Alabama Welcome Center to close for first phase of work
A $47.5 million project for reconstruction and rehabilitation of 16 miles of I-59 southbound near the Georgia state line will begin after Memorial Day.
From the state line to about a mile north of the US-11 overpass in Fort Payne, contractor Wiregrass Construction will demolish and replace about 10 miles of the roadway and rehabilitate another six miles.
Welcome center to close
The first phase of the project will tackle a roughly one-mile stretch of I-59 southbound from the state line to south of the Alabama Welcome Center on I-59 in DeKalb County.
Beginning Tuesday, May 26, weather permitting, Wiregrass expects to begin milling and paving the inside southbound lane and shoulder in that area. ALDOT advises motorists to expect single-lane closures. For real-time traffic and road condition information, visit ALGOtraffic.com or download the ALGO Traffic app.
Next, the contractor will install concrete barriers to close the outside southbound lane and begin work to demolish and reconstruct the outside lane. The lane closure will necessitate a 90-day closure of the welcome center beginning Monday, June 1.

Once the outside lane is reconstructed, the contractor will swap traffic to the new outside lane and the welcome center will reopen. Wiregrass will then reconstruct the inside lane in a similar fashion.

Later phases
Two later phases will each shut down roughly five-mile segments of the southbound roadway for extended periods while Wiregrass demolishes and reconstructs the roadway.
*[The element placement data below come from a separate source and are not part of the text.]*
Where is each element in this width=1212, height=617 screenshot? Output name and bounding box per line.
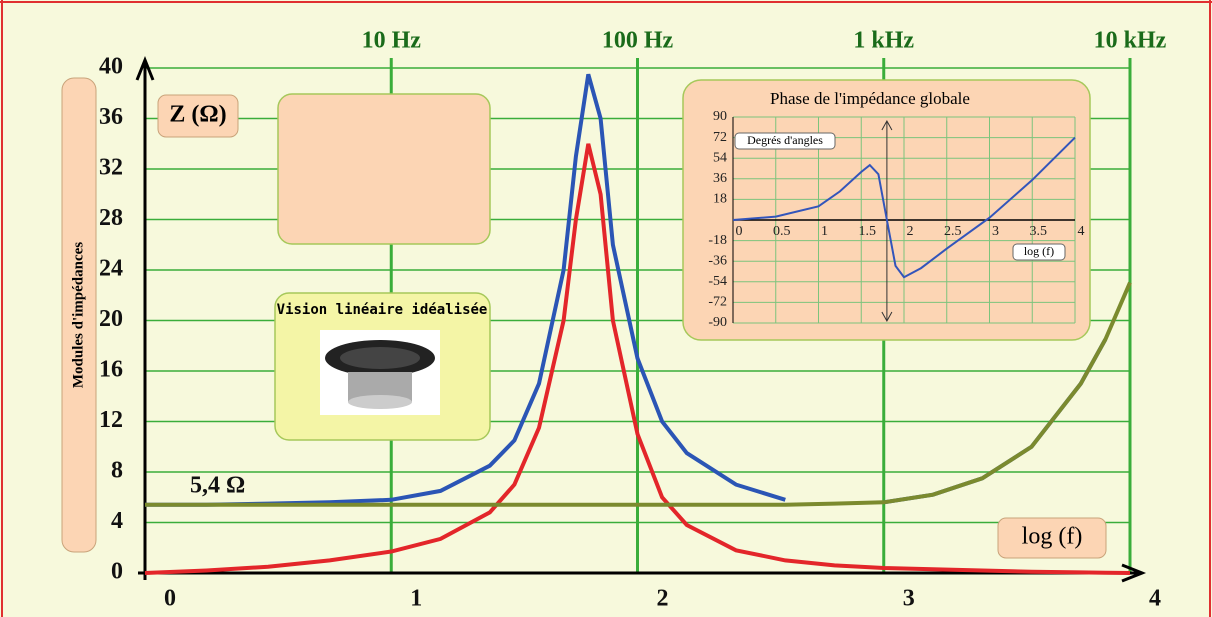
x-tick-label: 4 <box>1078 224 1085 239</box>
annotation: 5,4 Ω <box>190 472 245 498</box>
y-tick-label: 36 <box>99 104 123 130</box>
y-axis-label: Modules d'impédances <box>70 242 86 388</box>
x-tick-label: 3 <box>903 586 915 612</box>
unit-box <box>157 94 239 138</box>
y-tick-label: -90 <box>708 315 727 330</box>
speaker-image <box>320 330 440 415</box>
ylabel-box <box>61 77 97 553</box>
inset-x-label: log (f) <box>1024 244 1054 258</box>
image-caption: Vision linéaire idéalisée <box>277 302 488 318</box>
xlabel-box <box>1012 243 1066 261</box>
y-tick-label: -18 <box>708 233 727 248</box>
y-tick-label: 12 <box>99 407 123 433</box>
y-tick-label: -54 <box>708 274 727 289</box>
y-tick-label: 40 <box>99 54 123 80</box>
x-tick-label: 0 <box>736 224 743 239</box>
y-axis-arrow <box>135 55 155 81</box>
x2-tick-label: 10 Hz <box>362 28 422 54</box>
y-tick-label: 24 <box>99 256 123 282</box>
x2-tick-label: 100 Hz <box>602 28 674 54</box>
x-tick-label: 1.5 <box>859 224 877 239</box>
y-tick-label: 16 <box>99 357 123 383</box>
y-tick-label: -72 <box>708 295 727 310</box>
x-tick-label: 2 <box>907 224 914 239</box>
x-tick-label: 1 <box>410 586 422 612</box>
xlabel-box <box>997 517 1107 559</box>
x-tick-label: 2.5 <box>944 224 962 239</box>
inset-y-label: Degrés d'angles <box>747 133 823 147</box>
y-tick-label: 28 <box>99 205 123 231</box>
x-tick-label: 3.5 <box>1030 224 1048 239</box>
series-line <box>144 143 1131 575</box>
y-tick-label: 0 <box>111 559 123 585</box>
y-tick-label: 8 <box>111 458 123 484</box>
x2-tick-label: 10 kHz <box>1094 28 1167 54</box>
legend <box>277 93 491 245</box>
x-tick-label: 0 <box>164 586 176 612</box>
ylabel-box <box>734 132 836 150</box>
y-tick-label: 20 <box>99 306 123 332</box>
y-tick-label: 4 <box>111 508 123 534</box>
inset-plot: -90 -72 -54 -36 -18 18 36 54 72 90 0 0.5 1 1.5 2 2.5 3 3.… <box>708 109 1084 330</box>
y-tick-label: 54 <box>713 150 727 165</box>
x-tick-label: 2 <box>657 586 669 612</box>
marker-arrow-heads <box>881 119 893 323</box>
y-tick-label: 18 <box>713 192 727 207</box>
series-line <box>145 281 1132 507</box>
series-line <box>732 136 1076 279</box>
x-tick-label: 3 <box>992 224 999 239</box>
x-tick-label: 1 <box>821 224 828 239</box>
x-tick-label: 4 <box>1149 586 1161 612</box>
y-tick-label: 32 <box>99 155 123 181</box>
x2-tick-label: 1 kHz <box>853 28 914 54</box>
inset-title: Phase de l'impédance globale <box>770 89 970 108</box>
x-tick-label: 0.5 <box>773 224 791 239</box>
y-tick-label: 90 <box>713 109 727 124</box>
y-tick-label: -36 <box>708 253 727 268</box>
y-tick-label: 72 <box>713 130 727 145</box>
x-axis-arrow <box>1121 563 1147 583</box>
y-tick-label: 36 <box>713 171 727 186</box>
unit-label: Z (Ω) <box>169 102 226 128</box>
x-axis-label: log (f) <box>1022 524 1083 550</box>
During these phases, all traffic will shift to the northbound roadway, with northbound and southbound traffic separated by barriers.
Those phases will be similar to the phasing of earlier I-59 reconstruction projects. During those projects, contractors replaced eight- to ten-mile segments of either the northbound or southbound roadway by closing and reconstructing four or five miles at a time in separate phases within each project.
This project will address a longer segment overall and includes several miles of roadway that will undergo extensive repairs rather than full reconstruction.
ALDOT anticipates completion in February 2029.

I-59 reconstruction
The project is the sixth in an ongoing effort to reconstruct I-59 in northeast Alabama. Two other reconstruction projects remain currently active on I-59 in DeKalb County, northbound near the state line and southbound going into Etowah County.
Since 2020, ALDOT has awarded $239.2 million in contracts to reconstruct I-59. When this project is complete, nearly two-thirds of I-59 from south of Stephens Gap Road north of Gadsden in Etowah County to the state line will have been reconstructed. Many additional miles will have undergone widening and rehabilitation as part of these projects.

ALDOT anticipates letting later this year a seventh project, which will reconstruct the northbound roadway, from north of SR-68 at Collinsville to Exit 218 at SR-35 in Fort Payne.
The effort is a costly but much-needed investment in the infrastructure supporting northeast Alabama. Age and deterioration of the underlying concrete roadways necessitated total reconstruction for much of the highway.

Ongoing I-59 reconstruction projects
Wiregrass Construction continues work on the southernmost four miles of an eight-mile project to replace the northbound roadway from north of Hammondville to the state line. ALDOT anticipates completion of the $41 million project near the end of the year.

Meanwhile, contractor Vulcan Materials nears the halfway point of a $40.7 million project to reconstruct more than 10 miles of the southbound roadway in Dekalb and Etowah counties between Collinsville and Reece City, with completion planned for 2027.
Previous I-59 reconstruction projects
ALDOT previously completed three reconstruction projects on the corridor:
- In 2022, Wiregrass finished replacing eight miles of the northbound roadway through Fort Payne at a cost of $25.2 million.
- In 2024, Wiregrass completed reconstruction of more than 10 miles northbound between Reece City and Collinsville at a cost of $44 million.
- In 2025, contractor A.G. Peltz Group completed the replacement of an eight-mile segment between Fort Payne and Hammondville at a cost of $40.8 million.